Bennett told the News that she and her colleagues were disappointed in the University’s decision to reduce her position. But she added that both Schwarz and the DUS of mechanical engineering, Corey O’Hern, have “nevertheless been very supportive.”
The Faculty of Arts and Sciences Dean’s Office does not comment on individual personnel decisions, according to Dean of the Faculty of Arts and Sciences Tamar Gendler. But Gendler said that TRAC, which is charged with allocating resources for instructional faculty, uses Faculty of Arts and Sciences-wide analysis of teaching needs across departments to determine how to allocate its “limited budget” in a way that ensures all core courses critical to the undergraduate and graduate curricula are offered each year.
“Each year, we receive many excellent proposals from individual departments who wish to hire or reappoint instructional faculty,” Gendler said. “Unfortunately, we are only able to support a portion of those in any given year, in order to enable our departments to offer all of their required core courses each year.”
A majority of students provided positive feedback on Bennett’s ENAS 151 lecture in online course evaluations. Of the 41 students who responded to the evaluation question “What is your overall assessment of the course?”, approximately 98 percent rated the class as excellent, very good or good.
In her email addressed to Schwarz and O’Hern asking the University to restore Bennett’s full-time position, Checa called Bennett “one of the best professors [she] has encountered at Yale.” She said Bennett was dedicated to her work and her students and took the time to make her lectures “organized, logical and understandable.”
“Professor Bennett was always inviting and always took the time to answer our questions, both in class and at office hours,” Checa wrote. “I believe that for a class like ENAS 151, it is very important to have a professor who is as invested in her students’ learning and as skilled as Professor Bennett.”

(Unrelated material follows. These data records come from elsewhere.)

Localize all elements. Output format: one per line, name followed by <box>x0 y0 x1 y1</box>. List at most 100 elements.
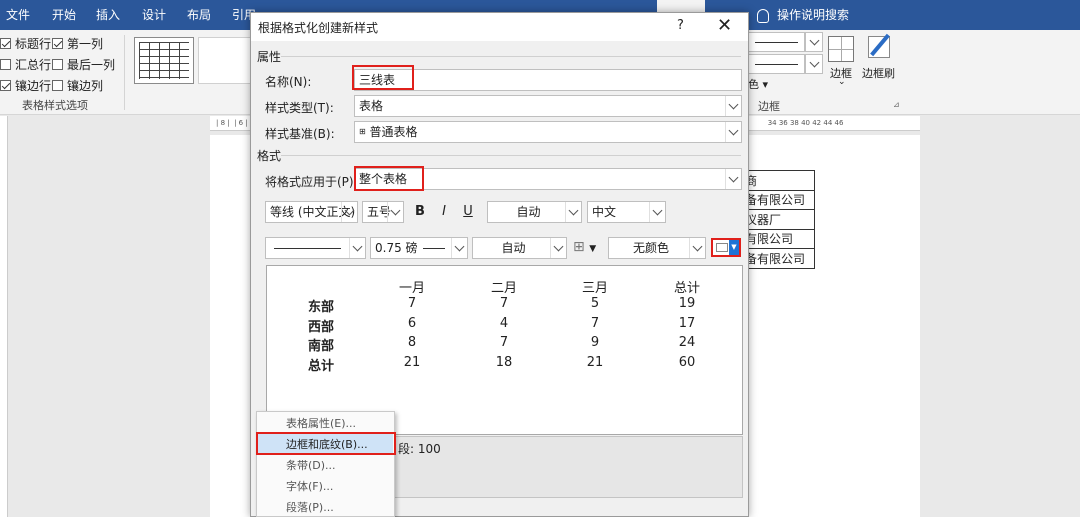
first-column-label: 第一列 <box>67 37 104 51</box>
border-color-select[interactable]: 自动 <box>472 237 567 259</box>
preview-row-header: 西部 <box>308 320 335 335</box>
preview-cell: 5 <box>590 296 600 311</box>
preview-cell: 21 <box>586 355 604 370</box>
table-style-plain-thumbnail[interactable] <box>198 37 258 84</box>
table-cell[interactable]: 商 <box>742 170 815 191</box>
tab-layout[interactable]: 布局 <box>183 0 215 30</box>
border-grid-icon: ⊞ <box>573 239 585 255</box>
preview-row-header: 总计 <box>308 359 335 374</box>
menu-item-banding[interactable]: 条带(D)... <box>258 455 393 476</box>
borders-group-label: 边框 <box>758 100 780 113</box>
border-style-select[interactable] <box>265 237 366 259</box>
chevron-down-icon <box>725 122 741 142</box>
table-style-options-group-label: 表格样式选项 <box>22 99 88 112</box>
table-cell[interactable]: 备有限公司 <box>742 189 815 210</box>
preview-column-header: 一月 <box>398 281 425 296</box>
font-name-select[interactable]: 等线 (中文正文) <box>265 201 358 223</box>
header-row-label: 标题行 <box>15 37 52 51</box>
format-menu-button[interactable]: ▼ <box>711 238 741 257</box>
preview-cell: 21 <box>403 355 421 370</box>
properties-section-label: 属性 <box>257 50 282 64</box>
preview-cell: 18 <box>495 355 513 370</box>
border-painter-label: 边框刷 <box>862 67 895 80</box>
preview-cell: 7 <box>407 296 417 311</box>
border-style-sample[interactable] <box>748 32 805 52</box>
ribbon-separator <box>124 35 125 110</box>
preview-cell: 24 <box>678 335 696 350</box>
script-value: 中文 <box>592 205 617 219</box>
help-button[interactable]: ? <box>677 18 684 33</box>
chevron-down-icon <box>725 96 741 116</box>
style-type-select[interactable]: 表格 <box>354 95 742 117</box>
line-weight-dropdown[interactable] <box>805 54 823 74</box>
last-column-label: 最后一列 <box>67 58 116 72</box>
font-size-select[interactable]: 五号 <box>362 201 404 223</box>
tell-me-label: 操作说明搜索 <box>777 8 850 22</box>
chevron-down-icon <box>387 202 403 222</box>
format-menu: 表格属性(E)... 边框和底纹(B)... 条带(D)... 字体(F)...… <box>256 411 395 517</box>
preview-cell: 9 <box>590 335 600 350</box>
script-select[interactable]: 中文 <box>587 201 666 223</box>
banded-columns-checkbox[interactable]: 镶边列 <box>52 77 103 94</box>
line-style-sample <box>274 248 341 249</box>
table-style-icon: ⊞ <box>359 127 366 136</box>
border-painter-icon[interactable] <box>866 33 892 62</box>
menu-item-paragraph[interactable]: 段落(P)... <box>258 497 393 517</box>
chevron-down-icon <box>565 202 581 222</box>
font-color-select[interactable]: 自动 <box>487 201 582 223</box>
menu-item-font[interactable]: 字体(F)... <box>258 476 393 497</box>
font-color-value: 自动 <box>516 205 541 219</box>
apply-to-label: 将格式应用于(P): <box>265 175 358 189</box>
total-row-checkbox[interactable]: 汇总行 <box>0 56 51 73</box>
preview-cell: 7 <box>499 335 509 350</box>
italic-button[interactable]: I <box>434 201 454 223</box>
borders-button[interactable]: ⊞ ▼ <box>573 239 605 259</box>
shading-select[interactable]: 无颜色 <box>608 237 706 259</box>
lightbulb-icon <box>757 8 769 23</box>
banded-rows-checkbox[interactable]: 镶边行 <box>0 77 51 94</box>
table-cell[interactable]: 有限公司 <box>742 228 815 249</box>
border-style-dropdown[interactable] <box>805 32 823 52</box>
close-button[interactable]: ✕ <box>717 15 732 36</box>
table-style-grid-thumbnail[interactable] <box>134 37 194 84</box>
line-weight-sample[interactable] <box>748 54 805 74</box>
table-cell[interactable]: 仪器厂 <box>742 209 815 230</box>
pen-color-suffix: 色 <box>748 78 759 91</box>
total-row-label: 汇总行 <box>15 58 52 72</box>
preview-column-header: 二月 <box>490 281 517 296</box>
dialog-launcher-icon[interactable]: ⊿ <box>893 100 900 109</box>
dialog-title-bar: 根据格式化创建新样式 ? ✕ <box>251 13 748 41</box>
table-cell[interactable]: 备有限公司 <box>742 248 815 269</box>
header-row-checkbox[interactable]: 标题行 <box>0 35 51 52</box>
pen-color-button[interactable]: 色 ▾ <box>748 76 768 92</box>
borders-dropdown-arrow[interactable]: ⌄ <box>838 77 846 87</box>
tell-me-search[interactable]: 操作说明搜索 <box>757 0 849 30</box>
style-based-on-label: 样式基准(B): <box>265 127 335 141</box>
borders-button[interactable] <box>828 36 854 62</box>
menu-item-table-properties[interactable]: 表格属性(E)... <box>258 413 393 434</box>
chevron-down-icon <box>550 238 566 258</box>
chevron-down-icon: ▼ <box>729 240 739 255</box>
border-weight-select[interactable]: 0.75 磅 <box>370 237 468 259</box>
preview-cell: 8 <box>407 335 417 350</box>
section-divider <box>281 155 741 156</box>
tab-file[interactable]: 文件 <box>2 0 34 30</box>
preview-cell: 6 <box>407 316 417 331</box>
preview-row-header: 东部 <box>308 300 335 315</box>
style-description: 段: 100 <box>384 436 743 498</box>
tab-insert[interactable]: 插入 <box>92 0 124 30</box>
tab-home[interactable]: 开始 <box>48 0 80 30</box>
bold-button[interactable]: B <box>410 201 430 223</box>
format-section-label: 格式 <box>257 149 282 163</box>
tab-design[interactable]: 设计 <box>138 0 170 30</box>
preview-cell: 4 <box>499 316 509 331</box>
chevron-down-icon <box>649 202 665 222</box>
style-based-on-select[interactable]: ⊞ 普通表格 <box>354 121 742 143</box>
underline-button[interactable]: U <box>458 201 478 223</box>
preview-row-header: 南部 <box>308 339 335 354</box>
style-based-on-value: 普通表格 <box>369 125 418 139</box>
section-divider <box>281 56 741 57</box>
apply-to-highlight <box>354 166 424 191</box>
last-column-checkbox[interactable]: 最后一列 <box>52 56 115 73</box>
first-column-checkbox[interactable]: 第一列 <box>52 35 103 52</box>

Weiss described Bennett as “one of the most approachable, sweetest professors” he has encountered. According to Weiss, Bennett was extremely methodical and able to portray “crazy mathematical concepts” in a visual manner that made them “beautiful.”
Weiss added that he appreciated the opportunity to learn from an accomplished female lecturer, given the “systematic sexism” in the engineering field worldwide.
“Having the opportunity to learn from a strong female lecturer is something that is unfortunately unique but also very inspiring,” Weiss said. “If it was that touching and valuable to me as a man, I can only imagine the impact that that will have on young women looking to become STEM majors.”
The Yale School of Engineering and Applied Sciences was founded in 1852.